For investors, this boom is both an opportunity and a warning: electricity is rapidly becoming the ultimate bottleneck for growth in the digital, industrial and transport economies.

10. Conclusion: The New Power Map of the World

Electricity demand is surging not because of any single revolution, but because several revolutions are happening at once:

• The digital revolution is turning computation into one of the world’s biggest industrial power users.

• The mobility revolution is moving transport from oil to the grid.

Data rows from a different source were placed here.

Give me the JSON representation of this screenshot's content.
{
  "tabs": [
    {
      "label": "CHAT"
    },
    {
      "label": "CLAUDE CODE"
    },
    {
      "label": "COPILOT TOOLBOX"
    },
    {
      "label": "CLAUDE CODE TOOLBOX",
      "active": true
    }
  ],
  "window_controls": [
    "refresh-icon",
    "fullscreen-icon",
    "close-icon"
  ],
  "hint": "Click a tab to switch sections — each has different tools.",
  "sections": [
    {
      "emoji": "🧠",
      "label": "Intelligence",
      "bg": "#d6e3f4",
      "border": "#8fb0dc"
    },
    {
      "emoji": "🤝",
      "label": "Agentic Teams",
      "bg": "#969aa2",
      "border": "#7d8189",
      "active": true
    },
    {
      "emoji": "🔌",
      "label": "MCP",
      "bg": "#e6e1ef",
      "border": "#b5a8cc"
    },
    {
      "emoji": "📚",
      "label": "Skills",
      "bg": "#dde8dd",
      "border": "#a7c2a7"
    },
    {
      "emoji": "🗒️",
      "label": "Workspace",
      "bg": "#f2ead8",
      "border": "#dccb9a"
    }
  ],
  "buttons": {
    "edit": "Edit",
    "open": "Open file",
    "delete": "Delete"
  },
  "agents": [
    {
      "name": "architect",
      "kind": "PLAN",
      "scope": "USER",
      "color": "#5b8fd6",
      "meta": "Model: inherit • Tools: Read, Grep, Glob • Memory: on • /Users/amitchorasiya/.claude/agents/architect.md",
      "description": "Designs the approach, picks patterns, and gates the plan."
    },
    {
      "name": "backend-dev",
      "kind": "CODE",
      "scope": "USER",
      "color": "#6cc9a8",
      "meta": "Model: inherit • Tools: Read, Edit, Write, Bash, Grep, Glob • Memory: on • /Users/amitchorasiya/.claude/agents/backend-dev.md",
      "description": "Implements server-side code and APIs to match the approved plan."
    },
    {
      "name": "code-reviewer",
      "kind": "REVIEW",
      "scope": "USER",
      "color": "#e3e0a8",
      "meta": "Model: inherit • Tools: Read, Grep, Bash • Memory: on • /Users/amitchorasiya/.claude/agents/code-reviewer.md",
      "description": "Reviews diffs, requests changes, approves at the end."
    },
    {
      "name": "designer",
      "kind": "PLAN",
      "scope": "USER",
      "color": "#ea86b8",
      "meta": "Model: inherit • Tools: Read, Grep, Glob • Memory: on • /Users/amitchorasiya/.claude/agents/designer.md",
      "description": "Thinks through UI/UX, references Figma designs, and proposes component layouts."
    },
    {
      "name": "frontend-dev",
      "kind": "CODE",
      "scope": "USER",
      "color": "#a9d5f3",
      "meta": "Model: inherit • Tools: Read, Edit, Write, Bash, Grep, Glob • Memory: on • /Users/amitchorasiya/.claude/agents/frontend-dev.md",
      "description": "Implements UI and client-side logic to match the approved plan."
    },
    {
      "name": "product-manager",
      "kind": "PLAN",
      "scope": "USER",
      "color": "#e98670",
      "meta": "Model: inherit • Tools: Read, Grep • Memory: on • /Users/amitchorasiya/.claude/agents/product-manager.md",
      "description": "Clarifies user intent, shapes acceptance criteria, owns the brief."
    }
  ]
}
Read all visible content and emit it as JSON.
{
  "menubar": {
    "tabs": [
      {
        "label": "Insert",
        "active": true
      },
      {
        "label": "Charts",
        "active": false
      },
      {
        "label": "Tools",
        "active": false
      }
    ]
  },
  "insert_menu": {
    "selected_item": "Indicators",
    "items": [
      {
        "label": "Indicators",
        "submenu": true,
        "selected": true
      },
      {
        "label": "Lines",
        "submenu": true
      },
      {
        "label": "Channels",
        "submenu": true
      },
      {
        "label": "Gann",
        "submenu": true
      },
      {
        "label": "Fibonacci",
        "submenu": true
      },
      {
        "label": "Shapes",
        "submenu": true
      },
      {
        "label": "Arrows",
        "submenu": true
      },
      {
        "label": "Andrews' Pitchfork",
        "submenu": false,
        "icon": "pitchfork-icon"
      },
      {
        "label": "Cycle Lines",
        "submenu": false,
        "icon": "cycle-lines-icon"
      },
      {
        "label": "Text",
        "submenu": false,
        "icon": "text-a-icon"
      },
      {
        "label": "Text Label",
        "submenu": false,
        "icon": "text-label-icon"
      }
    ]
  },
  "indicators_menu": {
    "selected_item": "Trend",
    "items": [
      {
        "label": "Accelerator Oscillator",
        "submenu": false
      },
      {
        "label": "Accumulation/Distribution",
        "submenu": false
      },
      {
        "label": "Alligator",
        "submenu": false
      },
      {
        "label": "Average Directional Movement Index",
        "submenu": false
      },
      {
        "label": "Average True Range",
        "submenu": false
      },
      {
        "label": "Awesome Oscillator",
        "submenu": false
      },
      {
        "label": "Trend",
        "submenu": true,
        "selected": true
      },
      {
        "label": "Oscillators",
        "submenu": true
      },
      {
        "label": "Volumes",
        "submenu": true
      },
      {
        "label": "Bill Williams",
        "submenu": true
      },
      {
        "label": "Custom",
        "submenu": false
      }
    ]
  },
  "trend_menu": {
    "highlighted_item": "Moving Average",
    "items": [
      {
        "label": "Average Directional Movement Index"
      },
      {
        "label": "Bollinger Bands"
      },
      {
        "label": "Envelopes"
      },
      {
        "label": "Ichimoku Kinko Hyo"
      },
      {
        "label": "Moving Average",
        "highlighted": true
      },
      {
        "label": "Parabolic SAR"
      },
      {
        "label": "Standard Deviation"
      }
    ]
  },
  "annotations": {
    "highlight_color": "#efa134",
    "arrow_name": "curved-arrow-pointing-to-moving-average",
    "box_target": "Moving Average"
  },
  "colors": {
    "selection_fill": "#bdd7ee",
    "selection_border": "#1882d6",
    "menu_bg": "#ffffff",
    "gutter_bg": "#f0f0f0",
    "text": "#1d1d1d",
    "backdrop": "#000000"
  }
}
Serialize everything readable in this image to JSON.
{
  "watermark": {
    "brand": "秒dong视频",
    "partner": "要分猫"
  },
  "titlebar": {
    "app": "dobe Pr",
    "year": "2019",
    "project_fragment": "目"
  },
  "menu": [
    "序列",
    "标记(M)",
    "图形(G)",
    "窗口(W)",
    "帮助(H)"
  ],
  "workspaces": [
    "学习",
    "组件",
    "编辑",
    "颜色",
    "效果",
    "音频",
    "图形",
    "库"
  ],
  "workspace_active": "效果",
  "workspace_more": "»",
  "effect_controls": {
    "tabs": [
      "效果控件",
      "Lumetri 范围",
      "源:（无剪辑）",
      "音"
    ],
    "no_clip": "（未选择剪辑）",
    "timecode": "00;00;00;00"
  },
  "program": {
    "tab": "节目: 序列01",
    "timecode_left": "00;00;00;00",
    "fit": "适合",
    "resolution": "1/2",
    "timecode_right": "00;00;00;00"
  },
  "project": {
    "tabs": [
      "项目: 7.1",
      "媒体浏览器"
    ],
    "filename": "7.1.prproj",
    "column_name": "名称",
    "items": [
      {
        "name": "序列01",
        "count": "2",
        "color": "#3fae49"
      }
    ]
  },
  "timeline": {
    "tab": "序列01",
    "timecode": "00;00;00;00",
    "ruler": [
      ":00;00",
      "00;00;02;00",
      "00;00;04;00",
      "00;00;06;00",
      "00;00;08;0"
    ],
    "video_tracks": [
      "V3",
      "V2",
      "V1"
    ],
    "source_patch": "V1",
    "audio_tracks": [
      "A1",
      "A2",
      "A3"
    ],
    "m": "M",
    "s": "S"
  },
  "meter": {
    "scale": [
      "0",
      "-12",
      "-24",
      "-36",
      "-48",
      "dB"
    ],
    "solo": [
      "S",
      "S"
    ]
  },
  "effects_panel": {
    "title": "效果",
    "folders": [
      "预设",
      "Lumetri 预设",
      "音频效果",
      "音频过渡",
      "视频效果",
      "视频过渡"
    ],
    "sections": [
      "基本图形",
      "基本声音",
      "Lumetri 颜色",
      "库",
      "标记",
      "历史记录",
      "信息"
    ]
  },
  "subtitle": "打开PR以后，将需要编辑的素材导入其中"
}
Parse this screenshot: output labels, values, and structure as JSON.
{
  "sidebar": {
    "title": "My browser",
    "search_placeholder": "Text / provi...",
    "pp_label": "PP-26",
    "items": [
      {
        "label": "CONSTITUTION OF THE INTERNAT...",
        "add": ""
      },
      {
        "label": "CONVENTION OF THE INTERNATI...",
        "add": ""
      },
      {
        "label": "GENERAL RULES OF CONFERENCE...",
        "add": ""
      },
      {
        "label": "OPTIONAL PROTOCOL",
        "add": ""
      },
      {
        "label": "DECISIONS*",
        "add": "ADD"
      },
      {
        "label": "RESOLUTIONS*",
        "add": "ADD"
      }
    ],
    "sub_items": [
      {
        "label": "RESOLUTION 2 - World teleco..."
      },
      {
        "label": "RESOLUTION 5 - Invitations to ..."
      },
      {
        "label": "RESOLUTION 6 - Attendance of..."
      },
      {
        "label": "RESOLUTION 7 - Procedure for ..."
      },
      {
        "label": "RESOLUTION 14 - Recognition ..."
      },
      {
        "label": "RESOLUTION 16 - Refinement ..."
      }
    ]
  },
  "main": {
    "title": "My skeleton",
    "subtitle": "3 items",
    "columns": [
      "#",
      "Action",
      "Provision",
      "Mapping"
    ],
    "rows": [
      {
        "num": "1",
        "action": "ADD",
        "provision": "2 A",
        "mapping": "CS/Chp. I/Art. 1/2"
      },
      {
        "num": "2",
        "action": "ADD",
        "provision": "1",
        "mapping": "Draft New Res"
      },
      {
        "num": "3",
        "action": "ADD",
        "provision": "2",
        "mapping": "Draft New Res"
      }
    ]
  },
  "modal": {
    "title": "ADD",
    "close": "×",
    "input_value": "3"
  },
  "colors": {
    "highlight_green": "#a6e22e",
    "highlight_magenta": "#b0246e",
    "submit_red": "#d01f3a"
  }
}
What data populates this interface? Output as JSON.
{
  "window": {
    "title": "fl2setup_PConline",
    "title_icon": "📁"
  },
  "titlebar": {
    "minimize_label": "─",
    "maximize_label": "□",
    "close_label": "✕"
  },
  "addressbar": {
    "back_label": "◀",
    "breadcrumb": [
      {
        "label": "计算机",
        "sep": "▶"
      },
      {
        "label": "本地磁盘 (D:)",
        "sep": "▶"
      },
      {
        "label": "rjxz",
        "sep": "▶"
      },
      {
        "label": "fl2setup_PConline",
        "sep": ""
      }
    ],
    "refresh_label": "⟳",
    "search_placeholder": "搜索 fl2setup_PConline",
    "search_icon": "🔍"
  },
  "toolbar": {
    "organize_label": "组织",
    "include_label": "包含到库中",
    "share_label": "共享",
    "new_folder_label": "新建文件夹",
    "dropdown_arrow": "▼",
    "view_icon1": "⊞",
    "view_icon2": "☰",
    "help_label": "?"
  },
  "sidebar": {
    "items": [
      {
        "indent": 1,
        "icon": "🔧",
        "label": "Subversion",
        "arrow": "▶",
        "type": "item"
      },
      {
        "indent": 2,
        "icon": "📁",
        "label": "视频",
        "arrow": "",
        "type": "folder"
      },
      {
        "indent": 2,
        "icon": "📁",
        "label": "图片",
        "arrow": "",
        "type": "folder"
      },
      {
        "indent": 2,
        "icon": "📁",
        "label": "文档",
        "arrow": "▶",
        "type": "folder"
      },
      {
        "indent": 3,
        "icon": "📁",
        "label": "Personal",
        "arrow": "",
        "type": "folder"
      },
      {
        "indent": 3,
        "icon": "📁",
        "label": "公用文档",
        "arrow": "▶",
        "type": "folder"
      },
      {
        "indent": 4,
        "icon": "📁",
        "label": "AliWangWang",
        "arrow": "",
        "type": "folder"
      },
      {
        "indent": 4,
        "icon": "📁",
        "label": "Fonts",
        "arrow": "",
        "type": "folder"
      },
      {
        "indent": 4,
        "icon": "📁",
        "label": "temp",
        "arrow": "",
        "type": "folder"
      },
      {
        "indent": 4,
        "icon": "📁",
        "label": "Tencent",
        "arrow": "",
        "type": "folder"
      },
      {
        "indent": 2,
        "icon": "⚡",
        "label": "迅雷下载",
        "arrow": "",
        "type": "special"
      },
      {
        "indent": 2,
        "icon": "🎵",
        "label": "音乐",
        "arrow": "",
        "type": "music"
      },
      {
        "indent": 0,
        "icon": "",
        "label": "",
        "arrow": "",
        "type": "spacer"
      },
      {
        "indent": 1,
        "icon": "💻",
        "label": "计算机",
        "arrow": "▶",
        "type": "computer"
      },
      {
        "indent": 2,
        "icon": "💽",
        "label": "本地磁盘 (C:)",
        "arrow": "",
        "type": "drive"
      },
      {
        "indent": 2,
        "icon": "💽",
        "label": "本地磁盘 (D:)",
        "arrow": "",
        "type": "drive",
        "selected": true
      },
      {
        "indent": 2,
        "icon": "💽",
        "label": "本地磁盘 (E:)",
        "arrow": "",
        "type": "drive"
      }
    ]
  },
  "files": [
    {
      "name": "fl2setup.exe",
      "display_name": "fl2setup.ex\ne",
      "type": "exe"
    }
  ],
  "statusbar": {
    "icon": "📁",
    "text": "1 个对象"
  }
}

• The industrial revolution 2.0 is electrifying factories and spawning new electrochemical industries like batteries and green hydrogen.

• The urban and climate reality is forcing billions of people to cool and heat their homes in a warming, more volatile climate.

Together, these forces are adding thousands of terawatt-hours of new electricity demand in just a few years.

In that world, the countries and regions that thrive will be the ones that can:

• Expand low-carbon generation fast enough,

• Build grids that are not just bigger but smarter,

• And craft policies that channel demand growth into socially valuable uses while keeping the lights on for everyone — from families running air conditioners in a heatwave to the algorithms running in distant server halls.

The surge in electricity demand isn’t a side-effect of the 21st century economy. It is the story of the 21st century economy.